Octavio lo había pasado muy mal. Aún tenía las manos en los bolsillos, como si fuera a cambiar su modus operandi. Advertí a mis amigos que se prepararan para intervenir. A partir de ahora, salvarme era también para ellos salir de una mala situación. Pero no pude convencerlos. Se estaban dejando influenciar por lo que ya no conocía. Los empujé sin miramientos al interior del castillo, por la puerta principal. Se rieron como locos. Y como la risa se transmite oralmente, yo también me reía, lo que divertía a Octavio. Nos siguió.

Subimos a los dormitorios, incluido el mío. El pasillo estaba lleno de obreros apurados.

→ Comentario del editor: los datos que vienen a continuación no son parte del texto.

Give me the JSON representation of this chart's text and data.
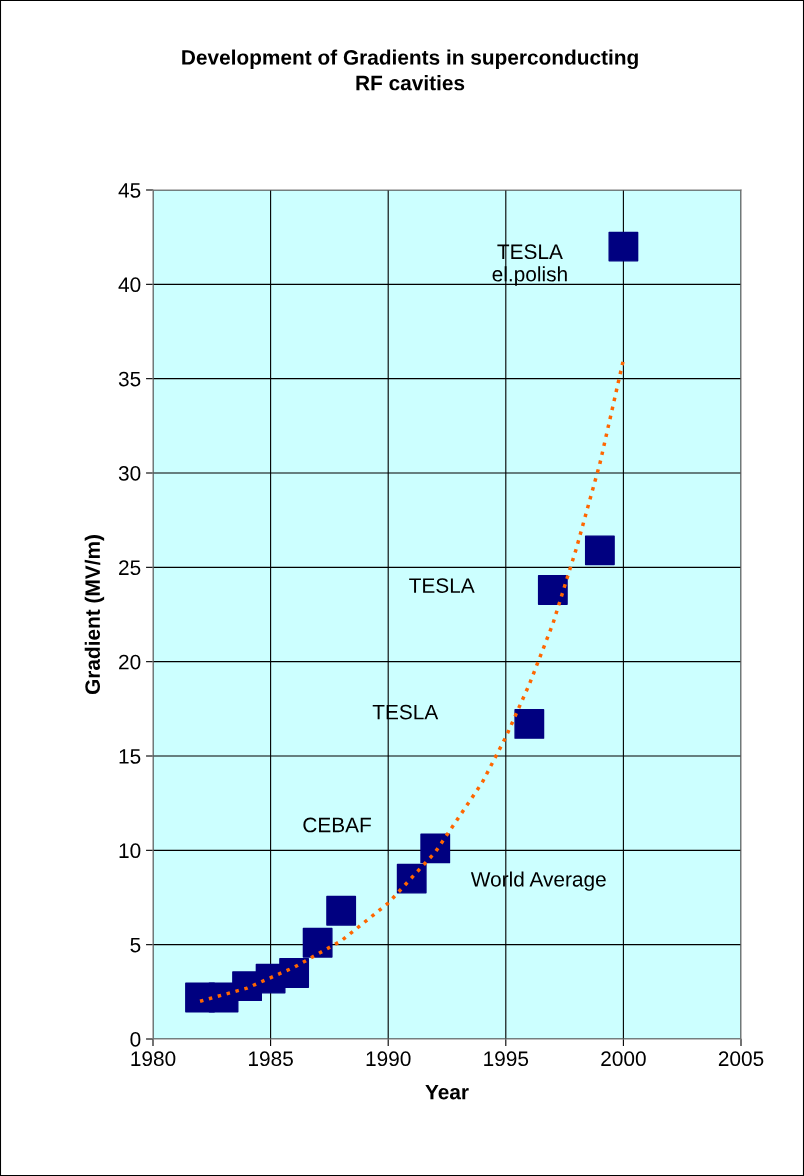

Había una multitud en la puerta de mi habitación, inclinada sobre el cadáver de no sé quién todavía. Abrí esta pared de monos sin escatimar en sensibilidades. Un bote de pintura roja se había caído de una escalera, había golpeado con fuerza la puerta y, al no resistir la tapa la presión del bote, la pintura se había derramado por debajo de la puerta. Octave dijo que no le parecía tan divertido como a mí. George y Renaud asintieron en voz alta y pidieron una copa. Sonia llegó con su cajita que contenía el kit de inyección. Y la mujer cuya identidad desconocía no se movió ni un pelo de su porcelana. Así es como volví a la vida. La risa es el único electuario real.

Fuimos al depósito para identificar el cuerpo. Fue un accidente. El forense fue formal. Podría yo pasar de la risa al llanto mientras esperaba que caiga por fin el telón de esta farsa literaria.